Coach and ultrarunner David Rock is well-known for his three-minute mountain leg workout, a routine that is suitable for a wide variety of runners, from ultra-endurance athletes to those training for a 5K. While the mountain-leg routine helps runners get strong, Roche shared in Trailrunner Mag that there was a need for a speed-focused routine for runners looking for help nailing down faster paces.
Before doing this routine, note that if you aren’t struggling with speed, the mountain leg workout should be a sufficient boost for you, and you can safely increase reps as you gain strength. Roche recommends speed legs only for athletes “who have evidence they need it, whether from health issues or imbalances or weakness at higher outputs.”
Make sure you aren’t adding any new exercises to your routine if you’re recovering from an injury, and ease into the routine, starting without weights of any kind. Roche suggests not rushing between exercises and says: “Do not go to failure. We’re looking to do some work, not get worked.”
Eight-minute speed leg routine
Warm up with a brisk walk or slow run, or do this routine following your workout (add these exercises to a hard workout day, so that your easy days stay easy).
10 x alternating rear lunges on each leg
Since rear lunges are easier than the rest of the exercises they’ll help you warm up, and Roche says to avoid going anywhere near failure. Focus on using controlled motion up and down, with your back knee getting close to the ground. Quads, glutes and hamstrings will all be engaged in these lunges, with both eccentric and concentric movements–great for descending and climbing. Alternate legs to avoid getting too tired.
10 x Bulgarian split squats on each leg
With your trailing leg on a bench or platform a few feet high, go up and down, staying in control. Roche says you’ll feel this in the butt and high hamstrings—make sure you start with no weight. Avoid this one if you have any pre-existing injuries or concerns.

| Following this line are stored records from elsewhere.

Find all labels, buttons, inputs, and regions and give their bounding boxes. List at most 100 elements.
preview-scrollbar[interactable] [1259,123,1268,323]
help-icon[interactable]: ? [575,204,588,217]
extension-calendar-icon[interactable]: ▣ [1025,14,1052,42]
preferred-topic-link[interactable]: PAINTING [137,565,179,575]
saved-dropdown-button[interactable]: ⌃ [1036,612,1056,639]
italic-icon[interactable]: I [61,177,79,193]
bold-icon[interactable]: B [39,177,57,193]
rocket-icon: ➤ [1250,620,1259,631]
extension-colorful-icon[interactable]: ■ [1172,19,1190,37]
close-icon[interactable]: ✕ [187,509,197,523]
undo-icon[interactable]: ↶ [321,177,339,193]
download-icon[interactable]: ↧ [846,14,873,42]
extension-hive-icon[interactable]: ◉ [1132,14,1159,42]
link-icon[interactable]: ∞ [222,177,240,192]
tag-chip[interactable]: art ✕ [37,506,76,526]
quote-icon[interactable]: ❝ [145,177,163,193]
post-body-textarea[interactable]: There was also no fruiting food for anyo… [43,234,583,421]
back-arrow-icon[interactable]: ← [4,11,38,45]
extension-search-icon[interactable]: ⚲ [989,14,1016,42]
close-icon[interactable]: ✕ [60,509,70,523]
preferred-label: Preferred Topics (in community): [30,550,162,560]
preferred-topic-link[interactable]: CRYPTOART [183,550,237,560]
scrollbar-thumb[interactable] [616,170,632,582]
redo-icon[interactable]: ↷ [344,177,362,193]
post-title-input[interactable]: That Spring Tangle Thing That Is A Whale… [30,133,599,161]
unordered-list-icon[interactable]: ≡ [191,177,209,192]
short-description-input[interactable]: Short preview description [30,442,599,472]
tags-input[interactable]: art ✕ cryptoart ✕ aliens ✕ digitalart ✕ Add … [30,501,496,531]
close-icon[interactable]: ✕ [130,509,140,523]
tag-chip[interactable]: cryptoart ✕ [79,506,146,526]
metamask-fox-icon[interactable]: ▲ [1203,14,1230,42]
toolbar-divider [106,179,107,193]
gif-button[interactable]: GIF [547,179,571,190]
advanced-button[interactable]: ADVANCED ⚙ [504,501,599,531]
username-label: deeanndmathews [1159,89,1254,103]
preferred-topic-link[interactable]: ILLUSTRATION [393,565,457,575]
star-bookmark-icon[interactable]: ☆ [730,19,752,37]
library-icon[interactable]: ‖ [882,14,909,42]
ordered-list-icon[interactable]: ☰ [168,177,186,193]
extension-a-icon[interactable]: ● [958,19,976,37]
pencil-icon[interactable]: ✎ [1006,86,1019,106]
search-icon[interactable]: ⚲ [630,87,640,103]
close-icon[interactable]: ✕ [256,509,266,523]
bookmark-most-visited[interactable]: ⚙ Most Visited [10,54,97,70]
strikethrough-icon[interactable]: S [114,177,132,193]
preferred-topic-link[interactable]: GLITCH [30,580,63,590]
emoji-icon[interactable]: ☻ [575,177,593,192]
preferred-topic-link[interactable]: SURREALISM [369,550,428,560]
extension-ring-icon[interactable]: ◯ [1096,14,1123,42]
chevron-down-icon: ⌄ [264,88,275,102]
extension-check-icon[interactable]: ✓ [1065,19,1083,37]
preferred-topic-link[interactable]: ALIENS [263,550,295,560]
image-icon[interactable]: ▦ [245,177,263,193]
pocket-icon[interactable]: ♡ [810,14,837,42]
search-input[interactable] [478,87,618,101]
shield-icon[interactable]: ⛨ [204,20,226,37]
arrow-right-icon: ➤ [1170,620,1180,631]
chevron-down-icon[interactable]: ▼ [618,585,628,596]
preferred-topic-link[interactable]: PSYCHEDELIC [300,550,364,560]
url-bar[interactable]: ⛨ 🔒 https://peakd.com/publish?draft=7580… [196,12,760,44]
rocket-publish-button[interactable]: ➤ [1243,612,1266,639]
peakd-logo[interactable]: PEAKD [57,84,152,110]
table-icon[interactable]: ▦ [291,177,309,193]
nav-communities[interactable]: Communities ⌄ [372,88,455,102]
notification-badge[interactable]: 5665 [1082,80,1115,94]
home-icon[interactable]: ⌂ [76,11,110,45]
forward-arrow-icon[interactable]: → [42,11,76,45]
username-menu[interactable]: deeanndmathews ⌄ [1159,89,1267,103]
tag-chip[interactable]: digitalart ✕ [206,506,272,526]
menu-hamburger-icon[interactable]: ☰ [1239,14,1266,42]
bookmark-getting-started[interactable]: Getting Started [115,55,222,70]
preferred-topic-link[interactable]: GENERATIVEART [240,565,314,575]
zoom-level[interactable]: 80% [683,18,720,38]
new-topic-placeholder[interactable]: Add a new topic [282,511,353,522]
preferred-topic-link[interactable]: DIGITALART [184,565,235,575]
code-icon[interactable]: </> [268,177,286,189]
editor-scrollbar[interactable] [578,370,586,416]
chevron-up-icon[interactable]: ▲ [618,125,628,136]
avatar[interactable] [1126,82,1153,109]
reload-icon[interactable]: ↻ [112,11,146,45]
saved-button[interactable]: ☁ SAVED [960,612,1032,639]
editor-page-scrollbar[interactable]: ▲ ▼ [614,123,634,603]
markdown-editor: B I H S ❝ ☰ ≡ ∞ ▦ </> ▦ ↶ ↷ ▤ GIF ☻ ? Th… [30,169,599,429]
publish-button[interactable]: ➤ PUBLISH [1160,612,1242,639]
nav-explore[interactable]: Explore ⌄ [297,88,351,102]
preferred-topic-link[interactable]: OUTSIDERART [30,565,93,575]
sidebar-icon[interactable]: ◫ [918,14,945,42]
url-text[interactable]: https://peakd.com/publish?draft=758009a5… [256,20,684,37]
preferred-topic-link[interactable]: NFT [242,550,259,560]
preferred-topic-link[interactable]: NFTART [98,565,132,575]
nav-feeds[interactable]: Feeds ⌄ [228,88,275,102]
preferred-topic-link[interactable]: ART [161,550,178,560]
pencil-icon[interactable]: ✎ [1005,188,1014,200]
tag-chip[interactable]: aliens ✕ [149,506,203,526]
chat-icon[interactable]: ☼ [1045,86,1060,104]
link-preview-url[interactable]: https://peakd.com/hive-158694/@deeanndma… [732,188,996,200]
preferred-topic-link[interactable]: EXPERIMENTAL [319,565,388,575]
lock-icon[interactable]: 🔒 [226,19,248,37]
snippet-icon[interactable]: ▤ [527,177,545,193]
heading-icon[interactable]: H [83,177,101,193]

10 x single-leg Romanian deadlift on each leg
Roche is firm on this one–start without weights. Firmly plant your foot and bend your knee slightly, raising the other leg parallel to the ground. Push down and pull back with the engaged leg to raise up to center, with controlled up and down motion.
10–20 x goblet squats
With legs shoulder width or a bit wider apart and feet slightly out, do a typical squat. Some people like to go to 90 degrees or beyond, but Roche says he prefers staying a bit higher. After you adapt to these exercises, it’s OK to use slightly heavier weights.
20-50x single-leg step-ups
Runners familiar with the three-minute mountain legs will recognize the burn of the step-up portion to wrap up the speed leg routine.”Go up and down a bit more rapidly now, with the burn concentrated in your quadriceps,” says Roche. “It should feel almost exactly like climbing up a steep grade.”
Roche suggests going for a walk after the speed leg routine and making sure you have an easy running or recovery day planned to follow.